My guess is that it's just an optimization (false cache misses are acceptable). Which is honestly generally true for repo rules -- we never said "you're guaranteed to not be refetched unless X happens"; the user could always bazel clean --expunge
which results in the ultimate cache miss, if you will. IOW, we could treat all repos as local=True
and no contract will have been violated (although lots of people will be very unhappy).
So that likely means we can still say "rctx.watch_tree()
checksums everything" but secretly only checksum the mtimes. That sounds good to me. @lberki, I'd love to hear your thoughts on my previous comments about renaming watch_dir
and splitting off watch_tree
.
(caveat: my last comment assumes "file content changes imply mtime changes" which I realize isn't technically true. But let's assume that's true for that specific argument...)

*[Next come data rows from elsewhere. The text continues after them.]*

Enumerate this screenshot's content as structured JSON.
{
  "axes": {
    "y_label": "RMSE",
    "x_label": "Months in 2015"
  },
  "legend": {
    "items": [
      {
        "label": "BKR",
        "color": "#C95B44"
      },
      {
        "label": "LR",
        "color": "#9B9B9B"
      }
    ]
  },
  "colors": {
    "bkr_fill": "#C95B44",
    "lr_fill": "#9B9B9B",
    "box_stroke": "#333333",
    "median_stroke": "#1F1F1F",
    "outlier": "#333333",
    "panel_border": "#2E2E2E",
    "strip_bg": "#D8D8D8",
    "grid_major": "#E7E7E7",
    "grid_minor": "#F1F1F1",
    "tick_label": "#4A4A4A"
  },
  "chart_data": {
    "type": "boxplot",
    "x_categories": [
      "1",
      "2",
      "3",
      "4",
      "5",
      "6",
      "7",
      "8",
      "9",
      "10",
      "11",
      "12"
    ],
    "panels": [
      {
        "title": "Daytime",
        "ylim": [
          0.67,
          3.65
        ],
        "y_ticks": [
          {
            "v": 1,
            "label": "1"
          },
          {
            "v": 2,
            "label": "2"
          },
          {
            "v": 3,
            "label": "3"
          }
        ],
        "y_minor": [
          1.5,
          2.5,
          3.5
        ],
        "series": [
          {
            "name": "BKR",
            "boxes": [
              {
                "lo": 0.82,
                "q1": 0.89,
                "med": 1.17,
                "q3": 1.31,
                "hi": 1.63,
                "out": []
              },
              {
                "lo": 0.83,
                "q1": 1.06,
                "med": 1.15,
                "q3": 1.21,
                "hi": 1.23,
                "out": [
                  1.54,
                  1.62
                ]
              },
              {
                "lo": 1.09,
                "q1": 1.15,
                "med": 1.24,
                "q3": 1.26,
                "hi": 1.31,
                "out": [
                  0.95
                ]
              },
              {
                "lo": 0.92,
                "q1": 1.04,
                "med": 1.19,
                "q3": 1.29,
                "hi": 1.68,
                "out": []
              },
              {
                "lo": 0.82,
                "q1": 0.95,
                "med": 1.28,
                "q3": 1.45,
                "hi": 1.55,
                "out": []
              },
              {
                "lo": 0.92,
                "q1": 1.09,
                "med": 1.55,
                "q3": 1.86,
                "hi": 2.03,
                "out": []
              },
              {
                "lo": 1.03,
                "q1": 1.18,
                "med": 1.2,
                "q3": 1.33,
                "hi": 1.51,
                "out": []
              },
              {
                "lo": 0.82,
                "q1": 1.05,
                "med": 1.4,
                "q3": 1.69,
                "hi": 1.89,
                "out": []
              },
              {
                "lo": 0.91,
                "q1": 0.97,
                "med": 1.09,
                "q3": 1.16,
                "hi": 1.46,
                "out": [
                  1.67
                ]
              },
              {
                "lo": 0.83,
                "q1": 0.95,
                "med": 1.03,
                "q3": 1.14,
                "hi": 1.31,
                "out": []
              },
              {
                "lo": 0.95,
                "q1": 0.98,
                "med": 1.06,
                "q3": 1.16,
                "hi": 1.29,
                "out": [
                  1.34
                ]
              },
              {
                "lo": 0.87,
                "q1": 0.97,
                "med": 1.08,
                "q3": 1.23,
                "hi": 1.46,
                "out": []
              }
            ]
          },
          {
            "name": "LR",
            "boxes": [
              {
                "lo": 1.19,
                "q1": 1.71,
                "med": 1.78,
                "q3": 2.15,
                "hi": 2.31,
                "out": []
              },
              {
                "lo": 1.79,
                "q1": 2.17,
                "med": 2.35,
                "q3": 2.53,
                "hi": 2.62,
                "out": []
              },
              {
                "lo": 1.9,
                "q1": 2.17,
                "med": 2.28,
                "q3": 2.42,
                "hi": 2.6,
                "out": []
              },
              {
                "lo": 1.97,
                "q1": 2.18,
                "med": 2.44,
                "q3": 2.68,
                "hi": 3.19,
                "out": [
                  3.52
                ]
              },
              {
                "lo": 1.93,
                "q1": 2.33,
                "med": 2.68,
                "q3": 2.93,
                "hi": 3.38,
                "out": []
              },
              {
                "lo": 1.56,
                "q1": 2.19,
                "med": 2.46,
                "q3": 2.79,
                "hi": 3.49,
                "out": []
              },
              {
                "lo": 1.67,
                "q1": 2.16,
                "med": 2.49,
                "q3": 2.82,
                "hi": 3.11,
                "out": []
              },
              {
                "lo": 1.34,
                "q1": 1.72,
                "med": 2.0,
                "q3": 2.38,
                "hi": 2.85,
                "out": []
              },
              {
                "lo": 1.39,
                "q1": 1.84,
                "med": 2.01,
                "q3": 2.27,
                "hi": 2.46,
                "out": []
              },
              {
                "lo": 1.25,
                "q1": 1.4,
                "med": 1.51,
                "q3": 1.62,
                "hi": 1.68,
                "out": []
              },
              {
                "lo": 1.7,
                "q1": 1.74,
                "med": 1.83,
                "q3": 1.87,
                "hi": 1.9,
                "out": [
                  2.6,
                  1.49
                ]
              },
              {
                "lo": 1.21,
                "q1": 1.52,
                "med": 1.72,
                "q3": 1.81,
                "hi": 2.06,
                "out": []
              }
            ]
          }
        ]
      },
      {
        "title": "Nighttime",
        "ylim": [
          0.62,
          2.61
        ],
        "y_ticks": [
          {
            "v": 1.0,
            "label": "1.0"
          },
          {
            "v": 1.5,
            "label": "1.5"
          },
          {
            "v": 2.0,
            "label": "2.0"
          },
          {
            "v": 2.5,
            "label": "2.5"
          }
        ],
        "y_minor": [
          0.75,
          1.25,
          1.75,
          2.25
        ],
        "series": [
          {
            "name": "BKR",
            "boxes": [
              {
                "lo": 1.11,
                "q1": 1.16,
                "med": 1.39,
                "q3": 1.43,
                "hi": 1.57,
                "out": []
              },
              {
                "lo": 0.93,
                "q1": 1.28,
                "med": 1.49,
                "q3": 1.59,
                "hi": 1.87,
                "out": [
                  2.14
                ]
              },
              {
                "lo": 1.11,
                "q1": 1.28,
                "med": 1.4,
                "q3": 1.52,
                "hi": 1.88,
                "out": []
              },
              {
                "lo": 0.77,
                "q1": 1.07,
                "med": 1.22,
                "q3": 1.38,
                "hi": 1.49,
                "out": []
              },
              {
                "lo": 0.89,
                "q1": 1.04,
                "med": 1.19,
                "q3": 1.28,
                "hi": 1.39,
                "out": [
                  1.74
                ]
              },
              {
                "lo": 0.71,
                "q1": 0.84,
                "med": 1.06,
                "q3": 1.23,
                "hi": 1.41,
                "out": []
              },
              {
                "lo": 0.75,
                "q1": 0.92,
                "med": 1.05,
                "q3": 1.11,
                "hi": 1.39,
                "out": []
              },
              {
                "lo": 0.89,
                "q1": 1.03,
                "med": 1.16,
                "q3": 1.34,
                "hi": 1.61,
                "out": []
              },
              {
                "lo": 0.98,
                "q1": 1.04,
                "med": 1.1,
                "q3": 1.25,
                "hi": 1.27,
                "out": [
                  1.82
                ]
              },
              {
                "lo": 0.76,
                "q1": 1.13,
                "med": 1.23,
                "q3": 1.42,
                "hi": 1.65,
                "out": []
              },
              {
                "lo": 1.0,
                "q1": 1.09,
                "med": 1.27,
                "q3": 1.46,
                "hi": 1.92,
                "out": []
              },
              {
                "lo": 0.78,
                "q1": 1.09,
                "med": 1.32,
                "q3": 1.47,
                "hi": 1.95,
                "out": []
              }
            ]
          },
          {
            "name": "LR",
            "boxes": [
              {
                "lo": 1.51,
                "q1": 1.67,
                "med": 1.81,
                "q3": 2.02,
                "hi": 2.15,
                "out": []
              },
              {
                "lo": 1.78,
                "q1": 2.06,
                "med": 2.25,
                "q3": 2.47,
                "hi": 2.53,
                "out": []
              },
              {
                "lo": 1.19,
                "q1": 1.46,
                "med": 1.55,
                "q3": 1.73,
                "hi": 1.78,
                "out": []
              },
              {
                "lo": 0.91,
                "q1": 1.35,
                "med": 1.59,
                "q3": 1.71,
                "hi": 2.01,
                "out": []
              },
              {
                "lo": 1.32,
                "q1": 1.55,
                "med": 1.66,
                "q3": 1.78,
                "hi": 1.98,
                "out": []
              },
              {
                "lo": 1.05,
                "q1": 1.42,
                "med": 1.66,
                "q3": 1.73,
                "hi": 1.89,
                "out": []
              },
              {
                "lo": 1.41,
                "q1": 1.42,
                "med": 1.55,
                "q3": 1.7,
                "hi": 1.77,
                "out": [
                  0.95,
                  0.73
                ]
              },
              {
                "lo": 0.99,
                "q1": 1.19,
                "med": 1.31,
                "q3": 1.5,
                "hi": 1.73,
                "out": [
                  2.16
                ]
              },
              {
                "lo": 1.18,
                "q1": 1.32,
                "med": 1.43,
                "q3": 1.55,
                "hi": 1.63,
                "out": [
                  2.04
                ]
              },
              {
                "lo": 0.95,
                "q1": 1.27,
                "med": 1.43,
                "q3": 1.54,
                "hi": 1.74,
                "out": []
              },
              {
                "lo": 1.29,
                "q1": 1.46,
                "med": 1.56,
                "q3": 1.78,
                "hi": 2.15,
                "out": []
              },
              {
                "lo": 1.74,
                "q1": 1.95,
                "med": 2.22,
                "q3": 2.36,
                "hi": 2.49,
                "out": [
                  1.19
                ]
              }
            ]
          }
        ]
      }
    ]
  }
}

Is running stat instead of sha256sum a goal or is it just a performance optimization with the tradeoff that sometimes incorrectness is accepted?
It was just a performance optimization at the cost of re-running the repository rule if a file is touch
ed.
Wouldn't expanded archives with fixed mtimes break the optimization, similar to what used to be broken with https://github.com/bazelbuild/bazel/issues/14723?
They would (in fact, @tjgq and myself just ran into this yesterday). This is why I listed mtime, ctime and inode number in my comment above when calculating the space requirements for the lockfile.
Do we think "watching the stat() of all transitive children under a tree" is a generally useful API that we'll get a second user?
I think maybe we can use it to watch the cc toolchain directory, so that local_config_cc
is automatically fetched when the system compiler is updated?
For the cc toolchain use case, isn't what we are ultimately interested in the contents? (it looks like @ismell says that hat's the case for them, too, so I think the point is moot)
A fix for this issue has been included in Bazel 7.1.0 RC1. Please test out the release candidate and report any issues as soon as possible. Thanks!